DVD info from Amazon.

  • Widescreen anamorphic, 1.85:1

  • Making-of featurette

Is it a great movie? No, not in the sense that it will have broad appeal to a wide range of viewers. It is an excellent and straightforward chronological recitation of their interesting lives, so is therefore interesting in that regard. There is, however, no additional cinematic structure imposed upon the script to give the film a life of its own. It is interesting mainly because they were interesting.

It is a slow-paced film; not much happens; it is subtle, and artistic. Those are not necessarily weaknesses, but they are elements that most of you do not enjoy in a film.  If those elements do not scare you off, go for it, because it is done well. I enjoyed it.

There is, in my opinion, one weakness. Dora Carrington, as shown in the film, possesses no great wit or charm. Nor is she quite beautiful, nor overwhelmingly talented. So this biopic fails to answer the one question that I would consider central to her life story, which is "why did one of the world's most renowned literary figures love her so dearly, in a pseudo-erotic way, despite the fact that she was the wrong sex for him?" Frankly, although that seems to be the one interesting question that a biopic should answer, I still didn't know "why" when the movie ended. 

Tuna's comments in yellow:

Carrington (1995) tells the story of a platonic, but all-consuming love affair between artist Carrington (Emma Thompson), and gay writer Lytton Strachey. Throughout the course of the film, they each have many male lovers, often the same men, but they remain bound together. Both were members of the Bloomsbury Group, a gathering of British geniuses during WW I. The film is entirely fixated on the sexual antics of members of the group.

It was beautifully filmed and acted. Nevertheless, I was disappointed. In knew very little about these people before the film started, and I still know little about them. It is essentially a story of sexual exploits counterbalanced by the platonic love, but certainly doesn't have enough erotic content to carry that theme for two hours.
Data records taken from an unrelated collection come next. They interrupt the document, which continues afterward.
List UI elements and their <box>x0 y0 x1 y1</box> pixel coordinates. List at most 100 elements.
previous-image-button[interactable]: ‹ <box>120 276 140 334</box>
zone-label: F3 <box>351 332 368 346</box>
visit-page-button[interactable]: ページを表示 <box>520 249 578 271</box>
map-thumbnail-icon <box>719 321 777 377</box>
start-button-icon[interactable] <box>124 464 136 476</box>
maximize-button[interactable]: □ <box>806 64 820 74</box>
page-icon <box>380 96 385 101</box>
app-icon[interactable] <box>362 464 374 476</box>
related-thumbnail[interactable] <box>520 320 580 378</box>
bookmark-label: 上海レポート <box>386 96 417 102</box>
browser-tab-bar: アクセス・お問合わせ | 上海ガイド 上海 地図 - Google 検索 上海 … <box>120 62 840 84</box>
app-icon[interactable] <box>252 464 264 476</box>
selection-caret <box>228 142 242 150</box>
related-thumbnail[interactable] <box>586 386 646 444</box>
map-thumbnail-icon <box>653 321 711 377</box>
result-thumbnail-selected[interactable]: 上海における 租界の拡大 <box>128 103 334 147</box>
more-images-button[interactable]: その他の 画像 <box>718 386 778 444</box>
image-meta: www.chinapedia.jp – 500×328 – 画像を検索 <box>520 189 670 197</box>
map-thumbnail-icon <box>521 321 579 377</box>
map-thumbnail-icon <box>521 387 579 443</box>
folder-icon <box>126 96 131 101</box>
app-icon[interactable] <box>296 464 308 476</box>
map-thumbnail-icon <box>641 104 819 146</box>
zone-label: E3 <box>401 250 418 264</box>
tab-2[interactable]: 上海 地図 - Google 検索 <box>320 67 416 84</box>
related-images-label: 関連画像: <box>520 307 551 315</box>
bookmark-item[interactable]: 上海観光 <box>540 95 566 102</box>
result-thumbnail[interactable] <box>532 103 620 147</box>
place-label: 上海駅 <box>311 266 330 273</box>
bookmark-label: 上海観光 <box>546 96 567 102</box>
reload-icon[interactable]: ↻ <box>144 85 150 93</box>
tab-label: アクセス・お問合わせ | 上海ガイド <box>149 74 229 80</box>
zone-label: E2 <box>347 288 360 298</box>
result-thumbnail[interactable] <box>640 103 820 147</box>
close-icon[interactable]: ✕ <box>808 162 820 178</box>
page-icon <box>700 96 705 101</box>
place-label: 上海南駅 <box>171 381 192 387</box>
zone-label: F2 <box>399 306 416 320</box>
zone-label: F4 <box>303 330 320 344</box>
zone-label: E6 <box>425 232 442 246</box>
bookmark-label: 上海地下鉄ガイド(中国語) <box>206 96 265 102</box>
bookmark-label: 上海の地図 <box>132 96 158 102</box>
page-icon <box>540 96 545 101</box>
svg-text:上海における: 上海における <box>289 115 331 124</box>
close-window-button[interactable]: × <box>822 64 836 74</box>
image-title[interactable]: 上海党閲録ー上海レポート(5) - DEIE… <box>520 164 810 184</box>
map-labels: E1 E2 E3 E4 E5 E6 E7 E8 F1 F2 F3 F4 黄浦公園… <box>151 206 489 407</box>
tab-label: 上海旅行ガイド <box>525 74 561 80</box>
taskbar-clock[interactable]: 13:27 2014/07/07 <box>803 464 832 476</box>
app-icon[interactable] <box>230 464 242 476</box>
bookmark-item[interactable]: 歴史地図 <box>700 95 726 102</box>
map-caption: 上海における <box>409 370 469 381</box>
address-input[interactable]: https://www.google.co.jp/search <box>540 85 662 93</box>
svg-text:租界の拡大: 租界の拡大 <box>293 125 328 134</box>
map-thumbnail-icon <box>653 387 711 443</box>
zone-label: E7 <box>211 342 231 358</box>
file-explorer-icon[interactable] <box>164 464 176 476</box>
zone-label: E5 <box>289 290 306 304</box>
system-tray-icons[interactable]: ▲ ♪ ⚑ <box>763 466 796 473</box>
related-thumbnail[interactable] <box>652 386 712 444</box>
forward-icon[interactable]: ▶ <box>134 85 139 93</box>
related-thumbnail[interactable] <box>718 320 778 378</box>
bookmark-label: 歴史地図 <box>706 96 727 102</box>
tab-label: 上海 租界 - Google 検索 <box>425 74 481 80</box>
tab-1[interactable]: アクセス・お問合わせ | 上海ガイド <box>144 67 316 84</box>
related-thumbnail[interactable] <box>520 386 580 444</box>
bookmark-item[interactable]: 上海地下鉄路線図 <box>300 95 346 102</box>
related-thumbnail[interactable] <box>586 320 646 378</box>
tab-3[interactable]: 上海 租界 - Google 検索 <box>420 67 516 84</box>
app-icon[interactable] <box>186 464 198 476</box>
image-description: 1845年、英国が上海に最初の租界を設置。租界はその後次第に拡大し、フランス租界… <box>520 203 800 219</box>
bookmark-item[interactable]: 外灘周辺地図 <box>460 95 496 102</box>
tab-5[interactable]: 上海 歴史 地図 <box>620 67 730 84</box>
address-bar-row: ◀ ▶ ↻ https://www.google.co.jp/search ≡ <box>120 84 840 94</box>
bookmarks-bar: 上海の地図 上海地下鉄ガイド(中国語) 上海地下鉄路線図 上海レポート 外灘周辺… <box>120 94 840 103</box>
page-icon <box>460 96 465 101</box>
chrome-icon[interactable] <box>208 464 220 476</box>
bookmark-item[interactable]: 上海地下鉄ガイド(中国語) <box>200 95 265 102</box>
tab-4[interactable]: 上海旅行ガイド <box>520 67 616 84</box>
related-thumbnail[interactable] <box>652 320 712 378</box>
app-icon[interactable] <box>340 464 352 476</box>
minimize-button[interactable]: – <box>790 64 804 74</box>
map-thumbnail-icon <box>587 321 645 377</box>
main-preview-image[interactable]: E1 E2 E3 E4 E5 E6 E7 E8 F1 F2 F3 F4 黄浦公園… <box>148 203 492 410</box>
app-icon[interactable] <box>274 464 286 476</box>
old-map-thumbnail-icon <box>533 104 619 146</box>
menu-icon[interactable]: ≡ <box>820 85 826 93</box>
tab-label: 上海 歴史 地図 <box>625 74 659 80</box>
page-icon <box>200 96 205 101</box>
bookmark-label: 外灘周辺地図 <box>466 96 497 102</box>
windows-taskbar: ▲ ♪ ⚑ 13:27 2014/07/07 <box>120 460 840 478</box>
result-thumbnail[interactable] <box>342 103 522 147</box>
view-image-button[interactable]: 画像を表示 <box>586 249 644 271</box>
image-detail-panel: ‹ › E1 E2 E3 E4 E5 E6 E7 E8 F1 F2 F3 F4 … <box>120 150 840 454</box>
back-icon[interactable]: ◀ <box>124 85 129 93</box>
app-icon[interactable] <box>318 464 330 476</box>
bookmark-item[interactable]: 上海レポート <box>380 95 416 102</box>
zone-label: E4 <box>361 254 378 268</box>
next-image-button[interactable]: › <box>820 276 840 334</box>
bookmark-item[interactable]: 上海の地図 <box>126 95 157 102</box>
I was completely unable to see what all of the men she paraded through her bedroom saw in her. In point of fact, the eye candy only took me so far, and I couldn't wait for it to end.

The Critics Vote

  • General consensus: three stars or more. Ebert 4/4, Berardinelli 3.5/4, 2.5/5, Maltin 3/4. 

  • was nominated for the Golden Palm at Cannes (Pryce won Best Actor)

The People Vote ...

  • With their votes ... IMDB summary: IMDb voters score it 6.6 
  • With their dollars ... arthouse distribution - grossed $3 million in the USA
IMDb guideline: 7.5 usually indicates a level of excellence, about like three and a half stars from the critics. 6.0 usually indicates lukewarm watchability, about like two and a half stars from the critics. The fives are generally not worthwhile unless they are really your kind of material, about like two stars from the critics. Films under five are generally awful even if you like that kind of film, equivalent to about one and a half stars from the critics or less, depending on just how far below five the rating is.

My own guideline: A means the movie is so good it will appeal to you even if you hate the genre. B means the movie is not good enough to win you over if you hate the genre, but is good enough to do so if you have an open mind about this type of film. C means it will only appeal to genre addicts, and has no crossover appeal. D means you'll hate it even if you like the genre. E means that you'll hate it even if you love the genre. F means that the film is not only unappealing across-the-board, but technically inept as well.

Based on this description, Scoop says, "This film is a C+. A biopic with integrity, but not much energy, and no cinematic hook. It's just a straightforward chronological recitation of the highlights, but is often interesting because they themselves were interesting. Well done, but with appeal to a very narrow target market." Tuna says, "The proper score is C+, a very well made film that you will enjoy if it is your sort of film."